An der Synthese, dem Inhalt auch eine Form zu geben, scheitert Springsteen jedoch. Schon der Eröffnungssong „We take care of our own“ lässt in seiner simplen Burschenherrlichkeit erahnen, wohin die Reise diesmal geht. Der Ahnung folgt Gewissheit, die spätestens in der rasch nahenden lahmen Pianoballade „Jack of all Trades“ sogar in Vorhersehbarkeit umschlägt, ehe Springsteen aus der großen amerikanischen Instrumentierungskiste alles ausgräbt, was sich nur zu einem unschlüssigen Mischmasch versammeln lässt.
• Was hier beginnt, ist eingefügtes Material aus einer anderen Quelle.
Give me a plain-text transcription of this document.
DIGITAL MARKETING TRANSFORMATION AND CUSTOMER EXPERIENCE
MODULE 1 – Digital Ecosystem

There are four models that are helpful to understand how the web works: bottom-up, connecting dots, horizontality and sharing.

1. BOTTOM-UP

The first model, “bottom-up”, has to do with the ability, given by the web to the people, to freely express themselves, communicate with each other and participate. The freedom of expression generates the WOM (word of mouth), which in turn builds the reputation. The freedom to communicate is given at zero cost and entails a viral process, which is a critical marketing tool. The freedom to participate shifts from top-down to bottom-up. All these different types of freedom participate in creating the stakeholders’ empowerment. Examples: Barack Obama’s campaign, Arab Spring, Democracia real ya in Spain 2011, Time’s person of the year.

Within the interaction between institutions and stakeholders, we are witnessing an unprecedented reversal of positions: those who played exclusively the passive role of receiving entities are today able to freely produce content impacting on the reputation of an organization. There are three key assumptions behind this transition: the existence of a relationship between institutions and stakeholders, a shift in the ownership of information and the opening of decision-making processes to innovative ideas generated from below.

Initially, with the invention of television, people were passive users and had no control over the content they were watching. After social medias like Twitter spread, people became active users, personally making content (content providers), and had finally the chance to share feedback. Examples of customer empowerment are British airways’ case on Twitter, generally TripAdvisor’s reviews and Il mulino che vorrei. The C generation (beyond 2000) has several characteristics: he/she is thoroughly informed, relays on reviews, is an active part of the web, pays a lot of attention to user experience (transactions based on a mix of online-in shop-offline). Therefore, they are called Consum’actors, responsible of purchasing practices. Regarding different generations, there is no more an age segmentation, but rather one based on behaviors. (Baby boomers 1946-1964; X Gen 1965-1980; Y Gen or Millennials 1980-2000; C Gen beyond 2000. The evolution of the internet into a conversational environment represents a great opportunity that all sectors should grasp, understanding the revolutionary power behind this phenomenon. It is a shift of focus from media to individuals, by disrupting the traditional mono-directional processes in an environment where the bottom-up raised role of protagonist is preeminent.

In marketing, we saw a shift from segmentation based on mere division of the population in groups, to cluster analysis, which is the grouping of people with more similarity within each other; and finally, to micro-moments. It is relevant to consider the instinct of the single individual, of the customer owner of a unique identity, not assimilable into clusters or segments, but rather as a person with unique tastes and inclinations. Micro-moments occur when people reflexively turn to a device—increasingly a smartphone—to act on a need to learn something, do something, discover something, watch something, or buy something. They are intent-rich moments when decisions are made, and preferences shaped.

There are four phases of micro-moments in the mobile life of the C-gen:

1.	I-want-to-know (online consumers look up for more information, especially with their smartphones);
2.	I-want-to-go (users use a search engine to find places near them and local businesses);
Springsteen liefert alles auf einmal, das ist zu viel

Irische Tin-Whistles fiepen, Mardi-Grass-Töne klingen an, eine Funeralband hört man marschieren, Gospelchöre flankieren das Ganze. Hier kommt eine Ballade, dort wird „gerockt“, zwischendurch wird ein wenig gerappt, sogar ein elektrisches Schlagzeug ist zu vernehmen, stellenweise wirkt alles – besonders durch das pastose Keyboard – reichlich überinstrumen-tiert. Mal klingt Springsteen wie auf den vor sechs Jahren veröffentlichten „Seeger-Sessions“, mal nach jenem schlichten Viervierteltakt-Pathos, mit dem man auf seinen Welttourneen die Arenen beglücken kann. Er liefert alles auf einmal, und doch ist nichts richtig ausformuliert.

„Wrecking Ball“ ist daher zumindest musikalisch ein Album von blasser Durchschnittlichkeit, auf dem selbst die Reminiszenz an seinen vor Kurzem verstorbenen Saxofonisten Clarence Clemons beinahe untergeht, der auf dem bisher immer nur live gespielten „Land of Hope and Dreams“ posthum noch ein letztes Mal in die Kanne bläst. Der „ehrliche Rocker“ Bruce Springsteen scheitert auf diesem Album vor allem jedoch an dem zugegebenermaßen nahezu unmöglichen Unterfangen, inhaltliche Ernsthaftigkeit mit heiterer Musizierfreude zu paaren. Er hat es sich vielleicht einfacher vorgestellt.

Bruce  Springsteens  Album  „Wrecking Ball“ ist am Freitag bei Sony erschienen. Der „Boss“ tritt am 25., 27. und 30. Mai in Frankfurt,Köln und Berlin mit seinerE-Street-Band auf, jeweils in den dortigen Fußballstadien.